Tuesday, June 06, 2006

Two Weeks in May

For two weeks at the end of May, eighteen years ago, I had absolutely no obligations to anyone but myself. It was a unique moment in time, one that has never been repeated. After my final exams, there were two weeks before commencement. I had to stay for commencement, but only because I was a member of the choir - I was a frosh. For two weeks I had no classes, no boyfriend (he was three states away), no friends, no enemies, no family - absolutely no one and nothing that I was obligated to do. It was a stark contrast with my normal life, which I tend to stuff to the brim with obligations. Instead I slept, read, took walks, ate when I felt like it, and generally lived a quiet, somewhat contemplative life for two weeks.

I found that within only a few days a number of remarkable changes took place. I had a clean room that stayed clean the entire two weeks - something that has never happened before or since. I went to bed as soon as the sun went down, and got up at sunrise - ditto. I barely even remember eating - I only did it when I was hungry, and otherwise didn't think much about it.

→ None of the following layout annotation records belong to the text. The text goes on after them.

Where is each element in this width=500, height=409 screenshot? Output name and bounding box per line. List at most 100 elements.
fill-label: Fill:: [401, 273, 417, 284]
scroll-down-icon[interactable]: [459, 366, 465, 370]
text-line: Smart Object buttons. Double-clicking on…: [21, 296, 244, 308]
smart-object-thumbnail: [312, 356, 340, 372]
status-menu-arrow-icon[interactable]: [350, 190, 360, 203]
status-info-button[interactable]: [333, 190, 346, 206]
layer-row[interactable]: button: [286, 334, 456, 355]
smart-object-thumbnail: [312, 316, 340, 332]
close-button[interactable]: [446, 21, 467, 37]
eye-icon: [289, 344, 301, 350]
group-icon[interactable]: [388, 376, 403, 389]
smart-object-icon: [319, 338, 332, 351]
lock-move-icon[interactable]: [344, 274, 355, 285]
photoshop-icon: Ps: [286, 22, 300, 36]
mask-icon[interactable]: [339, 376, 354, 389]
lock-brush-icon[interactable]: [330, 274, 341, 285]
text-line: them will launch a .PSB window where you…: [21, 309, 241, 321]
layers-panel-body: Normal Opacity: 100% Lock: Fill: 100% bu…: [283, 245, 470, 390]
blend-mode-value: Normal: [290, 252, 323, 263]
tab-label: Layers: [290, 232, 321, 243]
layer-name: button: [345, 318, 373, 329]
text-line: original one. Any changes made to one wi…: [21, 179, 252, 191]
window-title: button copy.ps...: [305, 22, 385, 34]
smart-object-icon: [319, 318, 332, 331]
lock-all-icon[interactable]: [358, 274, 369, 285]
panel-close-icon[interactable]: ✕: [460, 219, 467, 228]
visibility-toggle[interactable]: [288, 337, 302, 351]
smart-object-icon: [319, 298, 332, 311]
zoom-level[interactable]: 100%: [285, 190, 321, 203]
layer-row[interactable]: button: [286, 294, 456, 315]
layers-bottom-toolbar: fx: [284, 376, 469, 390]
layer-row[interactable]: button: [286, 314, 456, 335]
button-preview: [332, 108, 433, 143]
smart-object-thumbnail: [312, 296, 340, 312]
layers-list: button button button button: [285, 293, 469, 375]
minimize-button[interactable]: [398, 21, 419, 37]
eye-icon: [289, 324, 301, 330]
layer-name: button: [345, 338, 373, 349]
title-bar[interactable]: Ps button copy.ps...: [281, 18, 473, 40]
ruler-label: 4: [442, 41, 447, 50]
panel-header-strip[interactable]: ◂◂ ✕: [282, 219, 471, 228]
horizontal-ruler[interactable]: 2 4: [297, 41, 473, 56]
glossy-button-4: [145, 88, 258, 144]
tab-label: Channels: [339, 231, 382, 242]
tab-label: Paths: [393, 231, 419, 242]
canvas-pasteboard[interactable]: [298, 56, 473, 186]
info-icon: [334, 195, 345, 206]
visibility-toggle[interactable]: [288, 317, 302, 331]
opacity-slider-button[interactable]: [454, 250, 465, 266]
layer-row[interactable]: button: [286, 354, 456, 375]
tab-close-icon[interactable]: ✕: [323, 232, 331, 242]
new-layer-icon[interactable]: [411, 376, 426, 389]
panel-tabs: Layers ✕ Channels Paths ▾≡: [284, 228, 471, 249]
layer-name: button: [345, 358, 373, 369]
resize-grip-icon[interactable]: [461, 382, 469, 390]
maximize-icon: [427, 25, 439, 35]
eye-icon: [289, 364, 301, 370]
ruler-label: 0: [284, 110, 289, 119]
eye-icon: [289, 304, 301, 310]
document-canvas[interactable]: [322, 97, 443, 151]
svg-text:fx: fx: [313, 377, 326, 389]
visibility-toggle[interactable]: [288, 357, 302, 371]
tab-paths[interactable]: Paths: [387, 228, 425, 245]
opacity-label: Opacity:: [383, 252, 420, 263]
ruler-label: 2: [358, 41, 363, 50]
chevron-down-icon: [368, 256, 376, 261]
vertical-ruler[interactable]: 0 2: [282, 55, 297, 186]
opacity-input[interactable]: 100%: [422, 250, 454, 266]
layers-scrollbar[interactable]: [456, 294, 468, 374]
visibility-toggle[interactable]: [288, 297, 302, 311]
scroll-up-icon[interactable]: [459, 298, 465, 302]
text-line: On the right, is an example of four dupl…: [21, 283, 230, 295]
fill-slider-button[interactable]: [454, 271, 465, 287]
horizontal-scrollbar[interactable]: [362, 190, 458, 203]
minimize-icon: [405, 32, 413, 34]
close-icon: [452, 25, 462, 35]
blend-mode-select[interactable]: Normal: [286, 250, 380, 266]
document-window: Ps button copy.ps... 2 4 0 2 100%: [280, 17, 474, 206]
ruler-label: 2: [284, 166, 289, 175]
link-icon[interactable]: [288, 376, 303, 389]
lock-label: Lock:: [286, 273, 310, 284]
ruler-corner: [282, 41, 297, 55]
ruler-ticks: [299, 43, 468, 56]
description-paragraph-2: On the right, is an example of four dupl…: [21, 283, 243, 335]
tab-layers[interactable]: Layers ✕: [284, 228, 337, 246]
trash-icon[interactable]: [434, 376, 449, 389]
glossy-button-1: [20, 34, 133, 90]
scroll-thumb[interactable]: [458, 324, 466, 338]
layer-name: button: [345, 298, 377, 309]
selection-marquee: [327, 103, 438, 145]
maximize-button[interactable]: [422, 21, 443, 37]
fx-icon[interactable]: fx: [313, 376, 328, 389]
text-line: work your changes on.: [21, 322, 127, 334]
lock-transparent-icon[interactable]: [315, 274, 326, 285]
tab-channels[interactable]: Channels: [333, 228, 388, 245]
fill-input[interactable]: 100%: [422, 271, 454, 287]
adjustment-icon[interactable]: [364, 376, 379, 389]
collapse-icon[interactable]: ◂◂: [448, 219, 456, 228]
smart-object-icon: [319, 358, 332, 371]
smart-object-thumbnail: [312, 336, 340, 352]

I volutarily took long walks around the local lake, meandering along, with or without book in hand. In short, I relaxed - deep, visceral relaxation. It's one of the few times in my life at that age (HS through college) that I don't remember having regular self-hate sessions. I talked to my parents on the phone perhaps once. My boyfriend a time or two more than that. I wasn't in the least lonely, I discovered, because there was no one there. Lonliness for me, seems to have little to do with being alone, and everything to do with being near people who don't acknowledge my existence, for whatever reason.

It was an enlightening couple of weeks. It's a period of time I wish I could duplicate, even as I realize how incredibly privileged I was to experience it even once. Toss in an obligation and my tension seems to immediately return, and yet life is obligations. I'm bound to my husband and children, to my friends, to paying a mortgage and putting dinner on the table. In order to have made a life that in any way resembled those two weeks, I would have to have consciously carved away my responsibilities - and I would not voluntarily give them up.

Still I understand what drove Thoreau to Walden. I have never felt closer to myself than in those two quiet weeks. The challenge is to find the spirit of them under the noise of daily life.